Assessing the potential of ventilated façades on reducing a buildings’ thermal load using decoupled COMSOL simulations

Solar radiation is a prominent contributor of energy in buildings, and can be transmitted directly into a building through opaque surfaces, but it can also be absorbed by building components (i.e. walls, roofs etc.). Both cause heat addition to the building interior. The application of ventilated facades can help reduce thermal loads during high temperatures and solar radiation, which in effect reduces the energy consumption due to air-conditioning systems. This is a passive cooling technique that could be developed to a greater extent in order to improve indoor climatic conditions and the microclimate around buildings. This study discusses the use and effect of ventilated facades, with an external facade cladding, a sub-structure anchored to the wall surface of the building under solar radiation, while designing facade elements numerically using COMSOL, to create the highest achievable velocity inside the air cavity. The mass air flow inside the cavity, due to buoyancy effects (natural convection) and wind (forced convection), can carry away heat load passively.
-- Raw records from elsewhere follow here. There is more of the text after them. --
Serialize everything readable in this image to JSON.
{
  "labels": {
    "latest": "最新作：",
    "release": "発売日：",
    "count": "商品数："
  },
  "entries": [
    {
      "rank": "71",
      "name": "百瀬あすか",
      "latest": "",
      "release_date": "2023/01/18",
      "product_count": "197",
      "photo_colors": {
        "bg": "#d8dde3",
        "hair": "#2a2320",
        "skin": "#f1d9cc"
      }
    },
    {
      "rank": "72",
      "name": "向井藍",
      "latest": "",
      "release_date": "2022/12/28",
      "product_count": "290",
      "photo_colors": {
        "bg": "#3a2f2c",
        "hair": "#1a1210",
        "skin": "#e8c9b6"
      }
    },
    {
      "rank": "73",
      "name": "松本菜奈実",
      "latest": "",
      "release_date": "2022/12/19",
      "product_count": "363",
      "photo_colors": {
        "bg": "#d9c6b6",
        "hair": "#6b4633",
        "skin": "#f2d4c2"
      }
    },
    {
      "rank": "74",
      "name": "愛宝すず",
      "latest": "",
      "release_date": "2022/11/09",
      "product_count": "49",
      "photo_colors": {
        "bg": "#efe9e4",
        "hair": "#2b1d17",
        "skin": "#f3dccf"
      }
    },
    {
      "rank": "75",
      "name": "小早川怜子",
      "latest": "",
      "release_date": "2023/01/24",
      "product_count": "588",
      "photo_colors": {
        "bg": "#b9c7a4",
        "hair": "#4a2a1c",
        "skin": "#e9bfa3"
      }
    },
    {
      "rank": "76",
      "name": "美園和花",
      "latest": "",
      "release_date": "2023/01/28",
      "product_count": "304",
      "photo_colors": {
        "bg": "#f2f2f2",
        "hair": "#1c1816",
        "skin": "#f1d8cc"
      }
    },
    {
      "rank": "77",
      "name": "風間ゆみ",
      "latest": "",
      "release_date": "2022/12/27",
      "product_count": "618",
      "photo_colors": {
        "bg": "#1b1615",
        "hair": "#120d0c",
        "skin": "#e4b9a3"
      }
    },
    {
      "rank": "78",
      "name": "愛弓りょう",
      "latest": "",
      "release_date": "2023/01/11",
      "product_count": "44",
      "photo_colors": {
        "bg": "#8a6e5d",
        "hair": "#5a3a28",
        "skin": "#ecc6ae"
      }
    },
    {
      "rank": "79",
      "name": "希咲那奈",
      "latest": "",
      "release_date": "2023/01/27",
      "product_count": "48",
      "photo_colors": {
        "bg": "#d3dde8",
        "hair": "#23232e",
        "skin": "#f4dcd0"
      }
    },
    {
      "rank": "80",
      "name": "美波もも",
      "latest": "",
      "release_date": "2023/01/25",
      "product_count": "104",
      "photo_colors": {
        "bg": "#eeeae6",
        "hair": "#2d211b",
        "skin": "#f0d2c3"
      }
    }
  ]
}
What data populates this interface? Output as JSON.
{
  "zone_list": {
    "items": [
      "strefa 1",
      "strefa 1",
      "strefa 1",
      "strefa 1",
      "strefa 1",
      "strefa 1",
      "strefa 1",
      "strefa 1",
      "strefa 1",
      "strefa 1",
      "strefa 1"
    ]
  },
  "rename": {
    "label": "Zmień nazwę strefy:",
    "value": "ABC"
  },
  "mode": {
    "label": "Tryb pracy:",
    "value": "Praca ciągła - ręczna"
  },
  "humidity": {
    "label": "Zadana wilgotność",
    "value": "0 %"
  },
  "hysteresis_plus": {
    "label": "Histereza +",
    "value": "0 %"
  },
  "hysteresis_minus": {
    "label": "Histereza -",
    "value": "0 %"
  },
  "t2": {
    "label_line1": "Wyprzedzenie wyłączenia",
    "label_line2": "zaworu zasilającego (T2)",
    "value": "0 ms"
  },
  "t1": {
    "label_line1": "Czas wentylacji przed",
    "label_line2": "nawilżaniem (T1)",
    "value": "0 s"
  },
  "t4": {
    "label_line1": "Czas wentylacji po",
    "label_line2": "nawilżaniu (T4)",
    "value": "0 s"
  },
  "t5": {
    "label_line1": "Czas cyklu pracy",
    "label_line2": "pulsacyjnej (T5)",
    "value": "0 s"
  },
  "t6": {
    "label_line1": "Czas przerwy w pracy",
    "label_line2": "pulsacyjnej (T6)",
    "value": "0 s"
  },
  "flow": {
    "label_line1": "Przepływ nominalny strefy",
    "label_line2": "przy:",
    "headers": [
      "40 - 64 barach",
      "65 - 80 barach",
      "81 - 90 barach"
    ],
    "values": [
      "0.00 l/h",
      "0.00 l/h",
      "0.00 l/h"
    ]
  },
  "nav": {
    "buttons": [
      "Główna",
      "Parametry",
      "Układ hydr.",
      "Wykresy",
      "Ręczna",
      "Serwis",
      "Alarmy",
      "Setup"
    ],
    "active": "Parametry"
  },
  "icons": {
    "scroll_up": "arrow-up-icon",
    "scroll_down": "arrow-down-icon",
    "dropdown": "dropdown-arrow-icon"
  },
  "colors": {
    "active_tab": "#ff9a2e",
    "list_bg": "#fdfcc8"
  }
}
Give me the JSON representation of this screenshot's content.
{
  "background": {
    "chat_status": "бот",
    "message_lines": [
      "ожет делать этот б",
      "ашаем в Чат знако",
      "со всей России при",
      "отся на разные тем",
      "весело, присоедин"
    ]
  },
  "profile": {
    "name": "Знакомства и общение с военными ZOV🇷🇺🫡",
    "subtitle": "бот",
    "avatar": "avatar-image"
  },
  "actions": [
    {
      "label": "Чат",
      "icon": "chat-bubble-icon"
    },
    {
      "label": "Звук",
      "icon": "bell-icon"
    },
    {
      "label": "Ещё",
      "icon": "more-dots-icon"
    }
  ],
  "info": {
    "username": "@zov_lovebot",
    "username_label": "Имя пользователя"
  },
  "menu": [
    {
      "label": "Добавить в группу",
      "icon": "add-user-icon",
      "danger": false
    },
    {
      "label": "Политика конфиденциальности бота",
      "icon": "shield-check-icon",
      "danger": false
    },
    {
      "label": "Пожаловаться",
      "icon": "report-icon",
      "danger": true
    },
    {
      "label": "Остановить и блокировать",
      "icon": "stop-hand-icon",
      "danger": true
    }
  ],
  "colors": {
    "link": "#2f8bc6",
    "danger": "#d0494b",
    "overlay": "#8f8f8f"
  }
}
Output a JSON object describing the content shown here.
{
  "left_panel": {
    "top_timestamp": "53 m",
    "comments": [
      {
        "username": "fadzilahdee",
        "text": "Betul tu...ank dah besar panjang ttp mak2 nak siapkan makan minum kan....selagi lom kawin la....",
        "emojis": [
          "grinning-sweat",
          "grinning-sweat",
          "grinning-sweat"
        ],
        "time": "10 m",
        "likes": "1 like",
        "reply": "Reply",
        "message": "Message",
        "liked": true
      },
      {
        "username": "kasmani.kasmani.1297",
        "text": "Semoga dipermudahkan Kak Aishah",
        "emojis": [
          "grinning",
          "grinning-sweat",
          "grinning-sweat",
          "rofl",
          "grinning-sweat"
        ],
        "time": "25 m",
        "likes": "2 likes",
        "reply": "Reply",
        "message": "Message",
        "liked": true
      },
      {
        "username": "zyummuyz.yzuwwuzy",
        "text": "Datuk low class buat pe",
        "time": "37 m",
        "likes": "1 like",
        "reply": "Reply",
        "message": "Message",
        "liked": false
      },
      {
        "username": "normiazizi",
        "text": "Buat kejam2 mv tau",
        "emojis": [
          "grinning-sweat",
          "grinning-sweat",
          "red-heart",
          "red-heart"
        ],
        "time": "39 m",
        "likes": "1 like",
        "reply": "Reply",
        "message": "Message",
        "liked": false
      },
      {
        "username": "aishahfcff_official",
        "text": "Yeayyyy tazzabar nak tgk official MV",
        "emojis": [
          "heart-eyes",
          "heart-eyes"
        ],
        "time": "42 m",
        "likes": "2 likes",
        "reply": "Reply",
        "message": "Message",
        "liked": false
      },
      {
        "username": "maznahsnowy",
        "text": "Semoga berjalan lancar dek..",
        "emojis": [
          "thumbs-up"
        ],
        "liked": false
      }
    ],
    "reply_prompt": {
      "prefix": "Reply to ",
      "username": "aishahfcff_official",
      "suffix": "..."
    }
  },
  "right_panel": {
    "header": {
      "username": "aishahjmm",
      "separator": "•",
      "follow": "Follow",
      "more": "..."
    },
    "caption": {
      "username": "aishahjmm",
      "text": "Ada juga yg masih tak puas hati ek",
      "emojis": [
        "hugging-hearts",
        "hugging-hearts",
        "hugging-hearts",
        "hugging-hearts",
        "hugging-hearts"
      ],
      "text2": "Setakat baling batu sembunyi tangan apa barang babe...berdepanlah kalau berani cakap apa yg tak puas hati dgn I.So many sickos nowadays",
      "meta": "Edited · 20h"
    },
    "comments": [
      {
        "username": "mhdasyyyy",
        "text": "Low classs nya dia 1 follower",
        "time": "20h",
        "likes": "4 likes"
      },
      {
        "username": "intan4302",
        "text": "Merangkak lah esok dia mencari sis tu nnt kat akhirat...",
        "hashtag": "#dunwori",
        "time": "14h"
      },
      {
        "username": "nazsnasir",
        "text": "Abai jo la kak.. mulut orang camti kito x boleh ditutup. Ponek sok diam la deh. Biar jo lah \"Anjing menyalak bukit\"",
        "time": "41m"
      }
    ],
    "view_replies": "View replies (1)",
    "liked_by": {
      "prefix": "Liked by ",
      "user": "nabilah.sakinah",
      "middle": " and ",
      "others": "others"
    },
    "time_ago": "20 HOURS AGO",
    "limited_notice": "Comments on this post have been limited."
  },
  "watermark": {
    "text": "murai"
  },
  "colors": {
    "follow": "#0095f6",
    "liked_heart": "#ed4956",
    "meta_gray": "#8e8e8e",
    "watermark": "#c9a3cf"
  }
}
Results show that energy saving is increased with a ventilated facade over a conventional facade, and is more effective for higher solar radiation and higher air velocity inside the cavity. In the second part of the study it becomes clear that facade elements can be designed in such a way that they increase the air velocity inside the cavity to remove more heat efficiently. An improvement of up to 75% of the air velocity is reached in some parts of the cavity for the implemented design in comparison to the reference case.